I was flipping through the TV channels and came across two movies at practically the same moment. One was: “It’s a Wonderful Life”; and the other was a Terry Gilliam remake of Don Quixote in a modern day setting. Adam Driver; yes, from Star Wars; plays a movie maker who had produced an scripted version of the book 10 years earlier for commercial purposes and found himself back near the same village where the character who played Quixote had been a shoemaker had lived and went to see if he was still around. Well it turns out this person had fallen victim to the very same mental state and thought he himself had become Don Quixote called by God to save the world by restoring the “Lost Age of Chivalry”. Yes, a whole new series of misadventures occurs and his messaged realization again stirs within the human heart that we are all Don Quixote trying to bring to life what is precious and worth living for to restore a wasteland that has somehow lost it’s meaning and purpose.
Okay; now I really will stop since this is such a great topic and everyone is bringing such wonderful insights and give someone else a chance to chime in. Thanks for listening.

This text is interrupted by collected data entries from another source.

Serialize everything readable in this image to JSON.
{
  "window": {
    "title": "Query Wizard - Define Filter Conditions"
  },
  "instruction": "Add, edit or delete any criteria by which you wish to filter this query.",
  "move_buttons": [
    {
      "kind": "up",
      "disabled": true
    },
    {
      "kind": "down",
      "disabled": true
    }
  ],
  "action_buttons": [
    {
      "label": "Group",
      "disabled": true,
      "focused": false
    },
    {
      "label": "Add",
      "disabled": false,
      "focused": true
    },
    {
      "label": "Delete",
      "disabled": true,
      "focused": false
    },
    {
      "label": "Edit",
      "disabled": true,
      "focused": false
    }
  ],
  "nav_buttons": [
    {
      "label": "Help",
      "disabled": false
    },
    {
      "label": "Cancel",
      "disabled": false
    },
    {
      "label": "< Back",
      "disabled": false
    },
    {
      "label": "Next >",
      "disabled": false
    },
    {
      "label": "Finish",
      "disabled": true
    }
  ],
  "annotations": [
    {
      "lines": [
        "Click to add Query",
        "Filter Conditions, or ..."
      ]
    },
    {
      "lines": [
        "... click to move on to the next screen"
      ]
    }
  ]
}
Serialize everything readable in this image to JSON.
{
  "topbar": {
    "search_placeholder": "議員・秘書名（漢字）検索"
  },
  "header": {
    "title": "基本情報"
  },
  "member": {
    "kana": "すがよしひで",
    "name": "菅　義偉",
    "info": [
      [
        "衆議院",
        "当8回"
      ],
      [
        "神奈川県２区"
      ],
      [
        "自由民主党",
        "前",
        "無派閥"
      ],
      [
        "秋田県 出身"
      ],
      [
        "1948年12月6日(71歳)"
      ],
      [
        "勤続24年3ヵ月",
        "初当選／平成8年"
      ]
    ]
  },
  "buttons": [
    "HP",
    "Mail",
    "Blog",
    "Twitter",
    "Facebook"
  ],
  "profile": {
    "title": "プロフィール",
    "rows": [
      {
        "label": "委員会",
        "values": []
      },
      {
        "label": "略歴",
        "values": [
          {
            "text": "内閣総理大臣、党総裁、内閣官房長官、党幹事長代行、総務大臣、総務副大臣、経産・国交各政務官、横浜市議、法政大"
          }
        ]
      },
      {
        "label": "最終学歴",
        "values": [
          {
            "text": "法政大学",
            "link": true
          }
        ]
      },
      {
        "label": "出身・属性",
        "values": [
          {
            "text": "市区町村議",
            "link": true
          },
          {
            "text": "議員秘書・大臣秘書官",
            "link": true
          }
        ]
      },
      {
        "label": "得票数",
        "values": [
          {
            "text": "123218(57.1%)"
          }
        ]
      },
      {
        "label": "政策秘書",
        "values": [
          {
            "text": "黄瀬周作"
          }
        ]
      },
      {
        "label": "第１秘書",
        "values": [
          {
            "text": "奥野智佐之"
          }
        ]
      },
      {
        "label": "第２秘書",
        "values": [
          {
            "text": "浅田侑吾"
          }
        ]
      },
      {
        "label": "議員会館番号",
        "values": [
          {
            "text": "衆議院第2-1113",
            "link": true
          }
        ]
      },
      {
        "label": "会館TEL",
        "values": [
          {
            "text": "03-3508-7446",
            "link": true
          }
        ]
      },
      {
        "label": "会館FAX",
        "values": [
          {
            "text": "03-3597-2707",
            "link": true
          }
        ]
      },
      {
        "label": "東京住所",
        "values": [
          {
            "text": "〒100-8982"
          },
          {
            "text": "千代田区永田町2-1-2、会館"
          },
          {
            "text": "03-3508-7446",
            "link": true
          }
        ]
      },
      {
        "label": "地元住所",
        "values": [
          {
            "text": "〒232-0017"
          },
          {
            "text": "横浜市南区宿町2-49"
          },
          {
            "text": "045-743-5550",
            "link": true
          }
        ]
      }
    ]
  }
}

Now I don’t want to wander too far off from Gabrielle’s topic focus concerning the virtues and attributes of gentleness vs more dominate male behavior but often so much of what determines a moral code in a culture comes from a religious interpretation of what God wants. So I want to add a short little addendum that includes a very short clip from the foundation YouTube channel where Joseph Campbell describes the laws; (aka. the spiritual rule books of a given society); we were just discussing and the difference between a concretized spiritual interpretation of religion and a metaphorical one. In many ways his description of the difference illustrates the problem dealing with how some of the religious conflicts taking place across the planet; (like in the Middle East for example); are concerned with which version different people think is more spiritually correct or relevant and should be in control of governments and peoples lives. One can remember “The Crusades” as an example in some ways; but the real problem I think revolves around the idea of what God wants; and whether or not that God is a fact or is actually a metaphor for spiritual realization. (Also having not viewed the Ted Lasso film Gabrielle referred to I certainly don’t feel qualified to include any thoughts about something I have not seen; so please accept my apologies on that.)